By Arielle Levin Becker
There’s a tremendous amount of information about how our public institutions work and the decisions made by government officials. It’s all available to any member of the public; all we have to do is ask. At least, that’s how it’s supposed to work.
“Freedom of information is very fundamental to our democracy,” said Colleen Murphy, executive director and general counsel for the Connecticut Freedom of Information Commission and a member of the Connecticut Foundation for Open Government’s board. “Our democracy is based on the idea that citizens have a right to know what their government is up to, so that they can make informed decisions about who to elect and what to participate in.”

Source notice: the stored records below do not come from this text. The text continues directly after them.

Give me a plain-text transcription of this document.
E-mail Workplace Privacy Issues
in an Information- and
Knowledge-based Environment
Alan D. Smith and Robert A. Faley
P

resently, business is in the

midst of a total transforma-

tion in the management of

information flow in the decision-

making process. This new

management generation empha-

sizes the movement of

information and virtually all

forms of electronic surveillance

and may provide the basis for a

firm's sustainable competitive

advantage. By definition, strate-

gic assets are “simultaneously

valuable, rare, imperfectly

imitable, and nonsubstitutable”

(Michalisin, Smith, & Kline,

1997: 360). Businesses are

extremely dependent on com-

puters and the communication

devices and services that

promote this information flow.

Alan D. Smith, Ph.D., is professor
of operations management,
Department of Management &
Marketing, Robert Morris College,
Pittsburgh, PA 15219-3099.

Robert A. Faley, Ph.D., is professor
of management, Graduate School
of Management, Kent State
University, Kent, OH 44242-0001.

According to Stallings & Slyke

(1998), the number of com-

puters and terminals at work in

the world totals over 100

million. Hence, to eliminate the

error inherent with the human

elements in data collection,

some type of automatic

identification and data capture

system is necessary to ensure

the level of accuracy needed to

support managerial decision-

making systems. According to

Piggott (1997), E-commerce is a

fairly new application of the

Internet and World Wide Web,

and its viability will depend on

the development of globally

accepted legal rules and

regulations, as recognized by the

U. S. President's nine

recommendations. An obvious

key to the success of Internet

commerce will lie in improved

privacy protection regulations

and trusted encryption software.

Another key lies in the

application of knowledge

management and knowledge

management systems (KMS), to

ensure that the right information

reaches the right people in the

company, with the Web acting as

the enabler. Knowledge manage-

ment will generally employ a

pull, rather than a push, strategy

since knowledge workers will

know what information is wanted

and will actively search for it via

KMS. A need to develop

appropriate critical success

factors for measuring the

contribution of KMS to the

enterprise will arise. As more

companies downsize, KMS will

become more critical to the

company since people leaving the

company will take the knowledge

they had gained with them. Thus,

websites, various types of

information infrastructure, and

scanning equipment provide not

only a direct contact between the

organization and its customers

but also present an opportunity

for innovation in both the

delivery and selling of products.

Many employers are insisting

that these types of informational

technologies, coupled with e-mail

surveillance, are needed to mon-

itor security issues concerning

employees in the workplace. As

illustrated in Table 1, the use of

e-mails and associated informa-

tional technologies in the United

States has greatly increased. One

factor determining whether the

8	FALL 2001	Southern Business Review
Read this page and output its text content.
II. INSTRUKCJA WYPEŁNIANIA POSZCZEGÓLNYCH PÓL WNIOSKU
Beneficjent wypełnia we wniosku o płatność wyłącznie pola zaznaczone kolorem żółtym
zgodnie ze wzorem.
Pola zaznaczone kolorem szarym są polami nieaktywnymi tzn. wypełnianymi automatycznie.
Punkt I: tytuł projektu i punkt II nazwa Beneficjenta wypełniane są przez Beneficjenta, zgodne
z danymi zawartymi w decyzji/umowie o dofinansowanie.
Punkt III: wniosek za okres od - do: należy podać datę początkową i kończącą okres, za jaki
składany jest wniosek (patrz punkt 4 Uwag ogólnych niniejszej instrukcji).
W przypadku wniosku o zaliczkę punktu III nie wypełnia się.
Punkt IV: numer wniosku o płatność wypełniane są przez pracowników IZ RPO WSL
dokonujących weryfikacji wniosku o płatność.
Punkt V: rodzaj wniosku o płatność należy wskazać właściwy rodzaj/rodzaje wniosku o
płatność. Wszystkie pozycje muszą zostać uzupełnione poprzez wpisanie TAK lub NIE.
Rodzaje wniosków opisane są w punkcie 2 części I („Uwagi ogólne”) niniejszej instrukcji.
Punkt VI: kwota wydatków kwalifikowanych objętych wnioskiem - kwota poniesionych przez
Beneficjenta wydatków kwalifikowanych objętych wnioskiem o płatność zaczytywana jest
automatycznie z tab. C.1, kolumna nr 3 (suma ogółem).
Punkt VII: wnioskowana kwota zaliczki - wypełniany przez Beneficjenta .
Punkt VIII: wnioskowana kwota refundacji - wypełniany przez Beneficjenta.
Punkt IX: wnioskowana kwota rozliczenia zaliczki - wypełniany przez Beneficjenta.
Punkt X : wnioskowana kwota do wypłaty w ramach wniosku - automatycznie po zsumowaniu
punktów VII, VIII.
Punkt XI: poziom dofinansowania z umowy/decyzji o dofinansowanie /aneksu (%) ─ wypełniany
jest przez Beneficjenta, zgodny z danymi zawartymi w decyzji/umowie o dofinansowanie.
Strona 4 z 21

Reporters use public records on a regular basis, but you don’t have to be a professional to request public records. Here are some key things to know.
1. Government information belongs to you
If you’re wondering whether certain information is available to the public, here’s a general guideline:
“Government information belongs to the public,” Murphy said. “The basic premise is that anything that government creates or maintains, it belongs to the public.”
This includes the minutes of a town council’s meetings, as well as the paperwork council members receive to prepare for the meeting. It includes correspondence involving government employees – including emails and text messages. Court files about lawsuits or criminal cases are public records, as are contracts signed by government agencies.
“The law applies to every public agency in Connecticut, from your local school or your local tax assessor, all the way up to the governor,” Murphy said.
2. Some things are off limits
As with most rules, there are exceptions in the state’s Freedom of Information Act. Among the government documents that are NOT public:
- Drafts or notes – if a public agency has determined that the public interest in withholding them “clearly outweighs” the public interest in disclosing them
- Personnel or medical files – if disclosing them would constitute “an invasion of personal privacy”
- Certain law enforcement records (such as those that would expose the identity of an informant, witness, or victims of certain crimes; or arrest records of juveniles)
- Trade secrets
- Test questions and scoring keys for licensing exams (sorry, you can’t request an exam key)
- Names or addresses of students in public schools or colleges
Even so, Murphy noted, there are nuances. Some aspects of personnel files for public employees might be deemed private, but other parts are open to the public. The presumption in law is that information is open, and exemptions must be narrowly construed.
3. Don’t take “no” for an answer without a reason
Mike Savino, the local and state news editor at the Meriden Record-Journal, said every records request should include a line asking the government agency to cite a specific reason if it denies all or part of the request.
“The burden of proof is on the public agency, and that’s a really important thing,” said Savino, who is president of the Connecticut Council on Freedom of Information and a member of the Connecticut Foundation for Open Government board. “In order to not take no for an answer, you have that on your side. The public agency has to explain why you cannot have that.”
4. You don’t have to tell anyone why you want the information
While it’s important to make your request as clear as possible to ensure you get what you want, Murphy said people should know they don’t have to explain what they plan to do with the information.
5. There are people you can turn to for help
If you’re not sure how to make a request, you can find sample freedom of information request letters online. Here’s one tailored for Connecticut from the nonprofit National Freedom of Information Coalition: https://www.nfoic.org/connecticut-sample-foia-request
The Freedom of Information Commission is available to answer questions about public information. “We really invite everybody to do that,” Murphy said. (To reach the commission, call 860-566-5682.)
Savino said the Freedom of Information Commission can help give people a sense of what the law does or doesn’t allow. Even if a situation goes to a hearing, he added, the hearing officer can ask questions and help level the playing field to make sure the Freedom of Information Act is applied fairly.
“The process is user-friendly,” he said.
Arielle Levin Becker of Connecticut Health Foundation is a CFOG board member.